Por eso, la alfabetización en IA ya no puede limitarse a enseñar a obtener mejores respuestas.
También debería ayudar a comprender qué información puede compartirse, qué tareas pueden automatizarse, qué resultados necesitan revisión y cuándo debe intervenir necesariamente una persona.
La gobernanza deja así de ser únicamente una cuestión del departamento de Tecnología o de los equipos jurídicos. También empieza a formar parte de la formación y de la cultura de trabajo.
Personalizar agentes no significa transformar el trabajo
La diferencia entre introducir tecnología y transformar realmente una organización aparece también en otro dato recogido por MIOTI.

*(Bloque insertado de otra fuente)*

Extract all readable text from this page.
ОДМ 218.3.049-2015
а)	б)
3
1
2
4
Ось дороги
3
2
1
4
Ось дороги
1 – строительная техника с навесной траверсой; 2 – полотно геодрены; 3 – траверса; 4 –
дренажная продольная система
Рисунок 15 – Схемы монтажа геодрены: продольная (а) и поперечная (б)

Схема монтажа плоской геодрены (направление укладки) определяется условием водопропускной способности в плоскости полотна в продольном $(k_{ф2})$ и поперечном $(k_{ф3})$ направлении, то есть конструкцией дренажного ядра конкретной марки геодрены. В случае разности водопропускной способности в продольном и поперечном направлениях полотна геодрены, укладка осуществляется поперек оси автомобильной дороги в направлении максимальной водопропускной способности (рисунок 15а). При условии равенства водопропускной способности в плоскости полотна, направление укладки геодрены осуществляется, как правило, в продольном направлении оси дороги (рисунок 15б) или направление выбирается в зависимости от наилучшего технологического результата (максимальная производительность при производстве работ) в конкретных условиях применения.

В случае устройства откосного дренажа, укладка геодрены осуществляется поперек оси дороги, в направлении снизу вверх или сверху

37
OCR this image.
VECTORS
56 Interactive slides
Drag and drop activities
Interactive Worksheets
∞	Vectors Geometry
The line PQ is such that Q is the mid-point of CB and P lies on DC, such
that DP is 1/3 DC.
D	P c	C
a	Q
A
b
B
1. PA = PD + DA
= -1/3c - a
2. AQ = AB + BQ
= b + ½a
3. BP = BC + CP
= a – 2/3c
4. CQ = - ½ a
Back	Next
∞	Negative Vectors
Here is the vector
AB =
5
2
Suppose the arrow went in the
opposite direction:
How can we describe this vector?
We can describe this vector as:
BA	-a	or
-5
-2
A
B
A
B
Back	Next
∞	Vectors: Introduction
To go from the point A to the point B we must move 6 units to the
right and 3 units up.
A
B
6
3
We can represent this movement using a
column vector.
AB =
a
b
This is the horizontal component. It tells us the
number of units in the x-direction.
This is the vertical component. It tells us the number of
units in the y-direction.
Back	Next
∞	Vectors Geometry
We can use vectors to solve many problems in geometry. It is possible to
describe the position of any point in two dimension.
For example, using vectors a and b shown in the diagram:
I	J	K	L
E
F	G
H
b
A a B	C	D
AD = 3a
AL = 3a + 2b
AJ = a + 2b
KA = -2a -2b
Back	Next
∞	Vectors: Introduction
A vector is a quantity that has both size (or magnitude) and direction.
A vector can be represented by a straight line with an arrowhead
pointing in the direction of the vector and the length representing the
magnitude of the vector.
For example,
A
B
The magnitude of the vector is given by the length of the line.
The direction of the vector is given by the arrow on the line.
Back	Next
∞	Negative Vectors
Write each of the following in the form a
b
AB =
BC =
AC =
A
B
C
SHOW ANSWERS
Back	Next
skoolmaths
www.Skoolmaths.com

Según Global Human Capital Trends 2026 de Deloitte, el 85% de las empresas prevé personalizar agentes de IA para adaptarlos a las necesidades específicas de su negocio. Sin embargo, solo una pequeña parte estaría rediseñando realmente la manera en que personas e inteligencia artificial trabajan juntas.
La distinción es importante.
Una organización puede incorporar un agente a un proceso existente y conseguir cierta eficiencia. Otra cosa es preguntarse si ese proceso debería seguir funcionando igual después de introducir inteligencia artificial.
Ahí aparece probablemente una de las responsabilidades más interesantes para RRHH: no limitarse a formar personas para utilizar herramientas nuevas, sino participar en el rediseño del trabajo que esas herramientas hacen posible.
La próxima brecha puede ser interna
Durante los primeros años de la IA generativa, disponer de acceso a determinadas herramientas podía representar una ventaja.
Esa barrera está desapareciendo rápidamente.
La diferencia puede empezar a estar dentro de las propias organizaciones: entre profesionales que saben integrar la IA en su trabajo y quienes apenas la utilizan; entre departamentos capaces de identificar casos de uso valiosos y aquellos que simplemente añaden herramientas; entre empresas con reglas claras y organizaciones donde cada empleado experimenta por su cuenta.
“Tener acceso a la IA ya no distingue a nadie”, resume Fabiola Pérez. “La diferencia está en aquellas organizaciones que han convertido ese acceso en criterio”.
Para Recursos Humanos, ese cambio es especialmente relevante.
Durante mucho tiempo hemos preguntado qué empleos transformará la inteligencia artificial. La pregunta que empieza a resultar más urgente es bastante más inmediata: qué profesionales están aprendiendo ya a trabajar de otra manera y qué está haciendo la empresa para que el resto pueda hacerlo también.
Porque si la adopción de la IA depende únicamente de la iniciativa individual, la próxima brecha digital quizá no se produzca entre unas empresas y otras.
Puede abrirse entre las personas que trabajan dentro de la misma organización.